Unfortunately we have no solution so I am very interested in seeing if anyone out there has advice.

JimC
Posts: 2753

Hi Dorie,

If the pain is in just one knee and the nearby muscles and there is no evidence of a bone met, that certainly seems to point to a cause other than cancer or treatment-related pain (although it doesn't completely rule those causes out). I don't think there's much of a way to distinguish pain from Nivolumab other than by eliminating other causes, or by stopping treatment to see if symptoms improve. Further workup may help reveal the cause.

If it is treatment-related, the recommendation seems to be oral pain medications, as Dr. Walko has stated:

"[M]uscle pain (myalgia) and joint pain (arthralgia) was seen in about 2-5% of patients with lung cancer who received nivolumab in one of the large trials so this can be seen but was generally mild (less than grade 3). Targeted immune system inhibitors like infliximab (Remicade) can be used for serious autoimmune adverse effects to drugs similar to nivolumab but I would recommend trying to manage the pain with a more standard oral pain medication." - http://cancergrace.org/topic/nivolumab-low-blood-count-and-joint-pain#p…

Dr. Walko also discusses the use of immune system inhibitors, but the concern is always that there will be a conflict with the treatment.

phillydaughter, I'm sorry that I don't have any further insights than those provided by Dr. Walko in your thread referenced above.

JimC
Forum moderator

dorie4
Posts: 29

Thank you both for your responses.

I too am very sorry, phillydaughter, that your mom is having such pain. It is especially upsetting that she has found no significant relief. I think that for all cancer patients unrelieved pain is among our worst fears. I hope she has a palliative care team on board. And I wonder if a pain specialist can be called in.

Jim, the information you provided is very helpful. But could you clarify something Dr. Walko said? He said that muscle/joint pain from nivolumab was "generally mild (less than grade 3)." Is this the 1 to 10 scale we use to rate our own pain in the doctor's office, or is there another grading system used in clinical trials?
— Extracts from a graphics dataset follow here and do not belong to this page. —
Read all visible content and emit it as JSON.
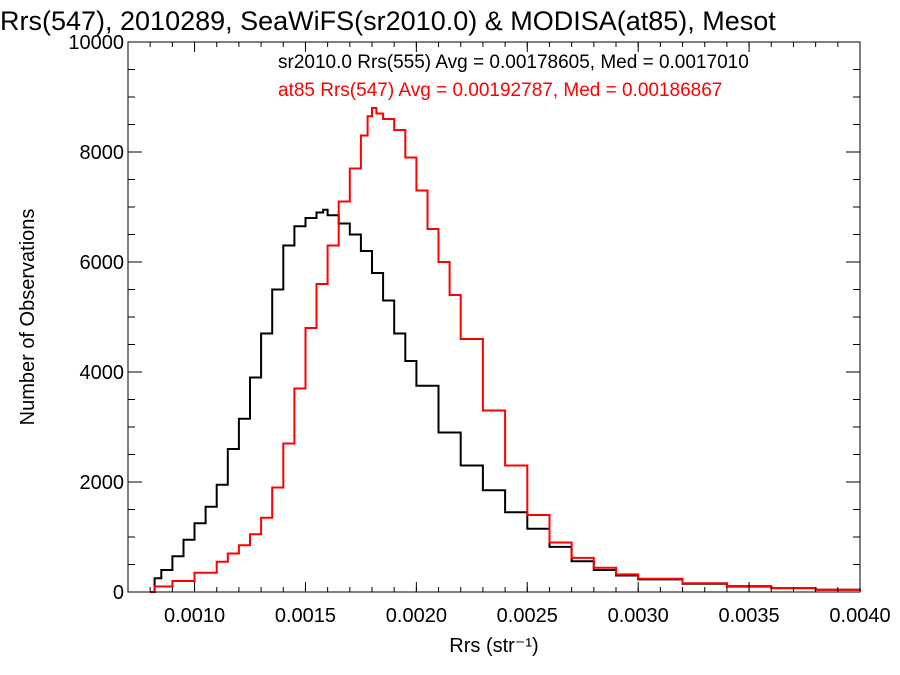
{
  "chart_data": {
    "type": "line",
    "title": "Rrs(547), 2010289, SeaWiFS(sr2010.0) & MODISA(at85), Mesot",
    "xlabel": "Rrs (str⁻¹)",
    "ylabel": "Number of Observations",
    "xlim": [
      0.0007,
      0.004
    ],
    "ylim": [
      0,
      10000
    ],
    "x_ticks": [
      0.001,
      0.0015,
      0.002,
      0.0025,
      0.003,
      0.0035,
      0.004
    ],
    "x_tick_labels": [
      "0.0010",
      "0.0015",
      "0.0020",
      "0.0025",
      "0.0030",
      "0.0035",
      "0.0040"
    ],
    "y_ticks": [
      0,
      2000,
      4000,
      6000,
      8000,
      10000
    ],
    "y_tick_labels": [
      "0",
      "2000",
      "4000",
      "6000",
      "8000",
      "10000"
    ],
    "grid": false,
    "legend_position": "top-right",
    "annotations": [
      "sr2010.0 Rrs(555) Avg = 0.00178605, Med = 0.0017010",
      "at85 Rrs(547) Avg = 0.00192787, Med = 0.00186867"
    ],
    "series": [
      {
        "color": "#000000",
        "step": true,
        "x": [
          0.0008,
          0.00082,
          0.00085,
          0.0009,
          0.00095,
          0.001,
          0.00105,
          0.0011,
          0.00115,
          0.0012,
          0.00125,
          0.0013,
          0.00135,
          0.0014,
          0.00145,
          0.0015,
          0.00155,
          0.00158,
          0.0016,
          0.00165,
          0.0017,
          0.00175,
          0.0018,
          0.00185,
          0.0019,
          0.00195,
          0.002,
          0.0021,
          0.0022,
          0.0023,
          0.0024,
          0.0025,
          0.0026,
          0.0027,
          0.0028,
          0.0029,
          0.003,
          0.0032,
          0.0034,
          0.0036,
          0.0038,
          0.004
        ],
        "values": [
          0,
          250,
          400,
          650,
          950,
          1250,
          1550,
          1950,
          2600,
          3150,
          3900,
          4700,
          5500,
          6300,
          6650,
          6800,
          6900,
          6950,
          6850,
          6700,
          6500,
          6200,
          5800,
          5300,
          4700,
          4200,
          3750,
          2900,
          2300,
          1850,
          1450,
          1150,
          820,
          560,
          400,
          300,
          230,
          150,
          100,
          70,
          40,
          20
        ]
      },
      {
        "color": "#ff0000",
        "step": true,
        "x": [
          0.0008,
          0.00082,
          0.0009,
          0.001,
          0.0011,
          0.00115,
          0.0012,
          0.00125,
          0.0013,
          0.00135,
          0.0014,
          0.00145,
          0.0015,
          0.00155,
          0.0016,
          0.00165,
          0.0017,
          0.00175,
          0.00178,
          0.0018,
          0.00182,
          0.00185,
          0.0019,
          0.00195,
          0.002,
          0.00205,
          0.0021,
          0.00215,
          0.0022,
          0.0023,
          0.0024,
          0.0025,
          0.0026,
          0.0027,
          0.0028,
          0.0029,
          0.003,
          0.0032,
          0.0034,
          0.0036,
          0.0038,
          0.004
        ],
        "values": [
          0,
          100,
          200,
          350,
          550,
          700,
          850,
          1050,
          1350,
          1900,
          2700,
          3700,
          4800,
          5600,
          6300,
          7100,
          7700,
          8300,
          8650,
          8800,
          8700,
          8600,
          8400,
          7900,
          7300,
          6600,
          6000,
          5400,
          4600,
          3300,
          2300,
          1400,
          900,
          620,
          440,
          320,
          240,
          160,
          110,
          70,
          40,
          20
        ]
      }
    ]
  }
}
If it's the 1 - 10 scale, I can tell you that my pain is way past a 3, and I suspect philly's mom would say the same.

Dorie

JimC
Posts: 2753

Hi Dorie,

No, the grading system to which she refers is not the "1 to 10" pain scale used by doctors. It is a treatment side-effect grading scale established by the National Cancer Institute, which is generally stated as:

1 = Mild side-effects
2 = Moderate side-effects
3 = Severe side-effects
4 = Life Threatening or Disabling side-effects
5 = Fatal

As you can see, with only these five grades, there is plenty of room for gray areas and subjectivity, but the various levels represent the extent to which a patient's daily life is affected, with grade 3 side effects often requiring hospitalization and limiting self-care for normal activities of daily living.